Pipeline Execution Backends#
Executors run NeMo Curator Pipeline
workflows across your compute resources. This reference explains the available backends and how to configure them. It applies to all modalities (text, image, video, and audio).
How it Works#
Build your pipeline by adding stages, then run it with an executor:
from nemo_curator.pipeline import Pipeline
pipeline = Pipeline(name="example_pipeline", description="Curator pipeline")
pipeline.add_stage(...)
# Choose an executor below and run
results = pipeline.run(executor)
Available Backends#
XennaExecutor
(recommended)#
from nemo_curator.backends.xenna import XennaExecutor
executor = XennaExecutor(
config={
# 'streaming' (default) or 'batch'
"execution_mode": "streaming",
# seconds between status logs
"logging_interval": 60,
# continue on failures
"ignore_failures": False,
# CPU allocation ratio (0-1)
"cpu_allocation_percentage": 0.95,
# streaming autoscale interval (seconds)
"autoscale_interval_s": 180,
}
)
results = pipeline.run(executor)
Pass options via
config
; they map to the executor’s pipeline configuration.For more details, refer to the official NVIDIA Cosmos-Xenna project.
RayDataExecutor
(experimental)#
from nemo_curator.backends.experimental.ray_data import RayDataExecutor
executor = RayDataExecutor()
results = pipeline.run(executor)
RayActorPoolExecutor
(experimental)#
from nemo_curator.backends.experimental.ray_actor_pool import RayActorPoolExecutor
executor = RayActorPoolExecutor()
results = pipeline.run(executor)
Ray Executors in Practice#
Ray-based executors provide enhanced scalability and performance for large-scale data processing tasks. They’re beneficial for:
Large-scale classification tasks: Distributed inference across multi-GPU setups
Deduplication workflows: Parallel processing of document similarity computations
Resource-intensive stages: Automatic scaling based on computational demands
When to Use Ray Executors#
Consider Ray executors when:
Processing datasets that exceed single-machine capacity
Running GPU-intensive stages (classifiers, embedding models, etc.)
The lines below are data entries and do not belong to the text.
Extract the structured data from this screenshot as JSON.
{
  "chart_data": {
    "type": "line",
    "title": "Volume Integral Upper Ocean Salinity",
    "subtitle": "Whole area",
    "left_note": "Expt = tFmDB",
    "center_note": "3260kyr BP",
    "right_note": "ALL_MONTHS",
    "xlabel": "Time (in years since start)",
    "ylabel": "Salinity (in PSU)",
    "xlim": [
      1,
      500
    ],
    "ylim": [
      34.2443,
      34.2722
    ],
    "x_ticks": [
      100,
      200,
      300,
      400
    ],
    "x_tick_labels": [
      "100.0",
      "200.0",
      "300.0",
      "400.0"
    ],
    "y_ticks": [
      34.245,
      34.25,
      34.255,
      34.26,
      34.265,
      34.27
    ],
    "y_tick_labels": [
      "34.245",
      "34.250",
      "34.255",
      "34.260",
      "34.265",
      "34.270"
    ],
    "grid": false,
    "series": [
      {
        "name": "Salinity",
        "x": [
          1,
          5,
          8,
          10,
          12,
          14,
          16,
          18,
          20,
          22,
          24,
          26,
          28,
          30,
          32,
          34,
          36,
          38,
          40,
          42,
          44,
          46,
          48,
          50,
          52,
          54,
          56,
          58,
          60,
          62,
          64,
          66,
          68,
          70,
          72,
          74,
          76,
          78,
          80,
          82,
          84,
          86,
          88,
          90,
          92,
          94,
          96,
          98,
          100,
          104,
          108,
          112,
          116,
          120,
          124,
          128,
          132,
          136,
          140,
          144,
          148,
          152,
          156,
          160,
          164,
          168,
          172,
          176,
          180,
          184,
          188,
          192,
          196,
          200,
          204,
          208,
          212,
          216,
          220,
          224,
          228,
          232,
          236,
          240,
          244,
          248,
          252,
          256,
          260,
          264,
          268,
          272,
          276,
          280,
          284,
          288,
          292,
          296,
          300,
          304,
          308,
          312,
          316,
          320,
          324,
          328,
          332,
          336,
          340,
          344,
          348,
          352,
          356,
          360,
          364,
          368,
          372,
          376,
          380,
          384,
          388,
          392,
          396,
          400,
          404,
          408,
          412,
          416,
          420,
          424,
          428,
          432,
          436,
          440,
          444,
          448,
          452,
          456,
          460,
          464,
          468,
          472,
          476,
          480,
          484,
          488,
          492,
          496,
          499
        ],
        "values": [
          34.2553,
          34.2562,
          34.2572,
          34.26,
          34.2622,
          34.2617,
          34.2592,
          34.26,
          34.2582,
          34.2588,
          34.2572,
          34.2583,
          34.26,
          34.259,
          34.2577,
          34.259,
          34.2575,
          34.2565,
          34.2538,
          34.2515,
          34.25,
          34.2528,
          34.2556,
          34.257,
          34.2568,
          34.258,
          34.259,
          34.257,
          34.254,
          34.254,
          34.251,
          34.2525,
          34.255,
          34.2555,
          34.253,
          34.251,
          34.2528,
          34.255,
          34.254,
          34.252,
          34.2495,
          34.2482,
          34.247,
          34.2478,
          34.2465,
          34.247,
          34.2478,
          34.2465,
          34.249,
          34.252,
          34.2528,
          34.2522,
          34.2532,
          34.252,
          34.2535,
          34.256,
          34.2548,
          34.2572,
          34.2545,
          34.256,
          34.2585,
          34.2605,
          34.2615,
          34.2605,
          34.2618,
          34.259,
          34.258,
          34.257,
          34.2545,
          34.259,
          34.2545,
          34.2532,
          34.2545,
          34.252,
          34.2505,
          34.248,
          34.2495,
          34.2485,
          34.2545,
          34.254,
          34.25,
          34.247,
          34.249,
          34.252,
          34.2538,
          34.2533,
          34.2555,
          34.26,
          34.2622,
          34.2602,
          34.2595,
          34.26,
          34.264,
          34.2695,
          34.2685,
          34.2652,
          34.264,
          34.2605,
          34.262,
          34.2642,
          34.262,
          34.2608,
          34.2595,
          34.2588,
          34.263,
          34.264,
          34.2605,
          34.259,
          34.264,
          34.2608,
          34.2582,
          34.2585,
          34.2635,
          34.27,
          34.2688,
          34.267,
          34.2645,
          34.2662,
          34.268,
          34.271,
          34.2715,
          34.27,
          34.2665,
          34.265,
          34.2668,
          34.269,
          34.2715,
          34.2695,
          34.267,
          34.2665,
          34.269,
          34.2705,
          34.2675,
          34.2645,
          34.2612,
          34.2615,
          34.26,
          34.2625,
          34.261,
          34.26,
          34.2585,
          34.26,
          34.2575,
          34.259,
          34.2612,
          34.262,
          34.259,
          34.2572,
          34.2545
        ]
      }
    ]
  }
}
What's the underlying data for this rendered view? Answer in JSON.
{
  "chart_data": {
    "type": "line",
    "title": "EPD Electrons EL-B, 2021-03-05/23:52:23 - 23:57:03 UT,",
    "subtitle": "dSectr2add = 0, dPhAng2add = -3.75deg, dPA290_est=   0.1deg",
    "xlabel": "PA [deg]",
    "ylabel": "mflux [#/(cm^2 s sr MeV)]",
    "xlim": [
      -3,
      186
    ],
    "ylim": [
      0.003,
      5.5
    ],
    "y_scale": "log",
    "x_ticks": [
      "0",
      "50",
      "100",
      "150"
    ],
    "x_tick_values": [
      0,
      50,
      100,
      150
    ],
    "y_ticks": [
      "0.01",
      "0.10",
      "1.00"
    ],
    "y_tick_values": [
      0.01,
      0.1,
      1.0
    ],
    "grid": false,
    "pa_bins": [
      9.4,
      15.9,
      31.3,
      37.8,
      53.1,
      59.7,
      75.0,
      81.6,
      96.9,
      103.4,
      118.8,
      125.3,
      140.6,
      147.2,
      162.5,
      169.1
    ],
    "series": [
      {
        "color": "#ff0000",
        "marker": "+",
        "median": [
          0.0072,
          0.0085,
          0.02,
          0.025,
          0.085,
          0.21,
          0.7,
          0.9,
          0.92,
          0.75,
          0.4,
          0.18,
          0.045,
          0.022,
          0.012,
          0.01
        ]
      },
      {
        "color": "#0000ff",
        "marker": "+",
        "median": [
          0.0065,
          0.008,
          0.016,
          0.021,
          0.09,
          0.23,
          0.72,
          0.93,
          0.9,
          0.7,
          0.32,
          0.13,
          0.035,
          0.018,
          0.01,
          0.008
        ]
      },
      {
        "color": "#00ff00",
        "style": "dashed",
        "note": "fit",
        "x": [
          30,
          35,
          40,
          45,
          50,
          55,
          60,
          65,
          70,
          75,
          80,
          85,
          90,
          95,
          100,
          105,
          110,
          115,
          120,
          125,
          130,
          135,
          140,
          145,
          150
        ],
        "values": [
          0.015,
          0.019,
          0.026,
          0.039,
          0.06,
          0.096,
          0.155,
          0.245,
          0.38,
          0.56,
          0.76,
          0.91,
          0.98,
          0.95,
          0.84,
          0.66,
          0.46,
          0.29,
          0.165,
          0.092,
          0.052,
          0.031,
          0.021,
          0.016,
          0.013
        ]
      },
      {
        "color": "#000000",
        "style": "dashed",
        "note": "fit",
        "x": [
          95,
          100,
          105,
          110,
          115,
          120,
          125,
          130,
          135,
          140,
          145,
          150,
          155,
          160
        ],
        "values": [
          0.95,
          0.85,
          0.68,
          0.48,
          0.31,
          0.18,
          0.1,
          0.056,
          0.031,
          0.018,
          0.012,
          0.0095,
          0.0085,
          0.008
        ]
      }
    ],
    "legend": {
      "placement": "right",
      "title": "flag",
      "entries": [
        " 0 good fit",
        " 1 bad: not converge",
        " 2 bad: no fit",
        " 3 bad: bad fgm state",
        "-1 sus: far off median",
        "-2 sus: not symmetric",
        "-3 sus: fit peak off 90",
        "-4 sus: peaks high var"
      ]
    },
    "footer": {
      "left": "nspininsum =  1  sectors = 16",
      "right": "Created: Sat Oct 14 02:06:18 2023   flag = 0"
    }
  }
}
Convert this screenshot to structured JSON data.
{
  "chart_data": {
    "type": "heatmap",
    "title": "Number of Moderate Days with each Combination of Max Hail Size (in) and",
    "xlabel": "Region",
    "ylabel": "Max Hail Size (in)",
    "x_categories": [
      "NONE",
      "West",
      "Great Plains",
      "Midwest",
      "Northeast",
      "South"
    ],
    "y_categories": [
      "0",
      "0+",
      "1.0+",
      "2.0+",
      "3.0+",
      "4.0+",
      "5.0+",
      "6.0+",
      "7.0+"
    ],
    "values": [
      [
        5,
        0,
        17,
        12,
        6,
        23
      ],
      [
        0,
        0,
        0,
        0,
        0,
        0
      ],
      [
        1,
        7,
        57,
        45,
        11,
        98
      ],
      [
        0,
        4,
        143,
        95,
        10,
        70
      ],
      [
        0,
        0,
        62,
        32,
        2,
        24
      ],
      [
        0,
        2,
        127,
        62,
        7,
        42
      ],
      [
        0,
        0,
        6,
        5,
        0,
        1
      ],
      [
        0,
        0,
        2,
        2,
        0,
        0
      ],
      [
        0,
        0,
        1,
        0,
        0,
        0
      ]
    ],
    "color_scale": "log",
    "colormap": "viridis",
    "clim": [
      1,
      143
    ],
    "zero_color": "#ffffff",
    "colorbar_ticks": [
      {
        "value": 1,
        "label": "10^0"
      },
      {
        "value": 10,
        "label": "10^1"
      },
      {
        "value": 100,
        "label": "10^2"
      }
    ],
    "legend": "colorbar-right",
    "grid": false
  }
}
Needing automatic fault tolerance and recovery
Scaling across multi-node clusters
Ray vs. Xenna Executors#
Feature |
XennaExecutor |
Ray Executors |
---|---|---|
Maturity |
Production-ready |
Experimental |
Streaming |
Native support |
Limited |
Resource Management |
Optimized for video/multimodal |
General-purpose |
Fault Tolerance |
Built-in |
Ray-native |
Scaling |
Auto-scaling |
Manual configuration |
Recommendation: Use XennaExecutor
for production workloads and Ray executors for experimental large-scale processing.
Note
Ray executors emit an experimental warning as the API and performance characteristics may change.
Choosing a Backend#
Both options can deliver strong performance; choose based on API fit and maturity:
XennaExecutor
: Default for most workloads due to maturity and extensive real-world usage (including video pipelines); supports streaming and batch execution with auto-scaling.Ray Executors (experimental): Use Ray Data API for scalable data processing; the interface is still experimental and may change.
Minimal End-to-End example#
from nemo_curator.pipeline import Pipeline
from nemo_curator.backends.xenna import XennaExecutor
# Build your pipeline
pipeline = Pipeline(name="curator_pipeline")
# pipeline.add_stage(stage1)
# pipeline.add_stage(stage2)
# Run with Xenna (recommended)
executor = XennaExecutor(config={"execution_mode": "streaming"})
results = pipeline.run(executor)
print(f"Completed with {len(results) if results else 0} output tasks")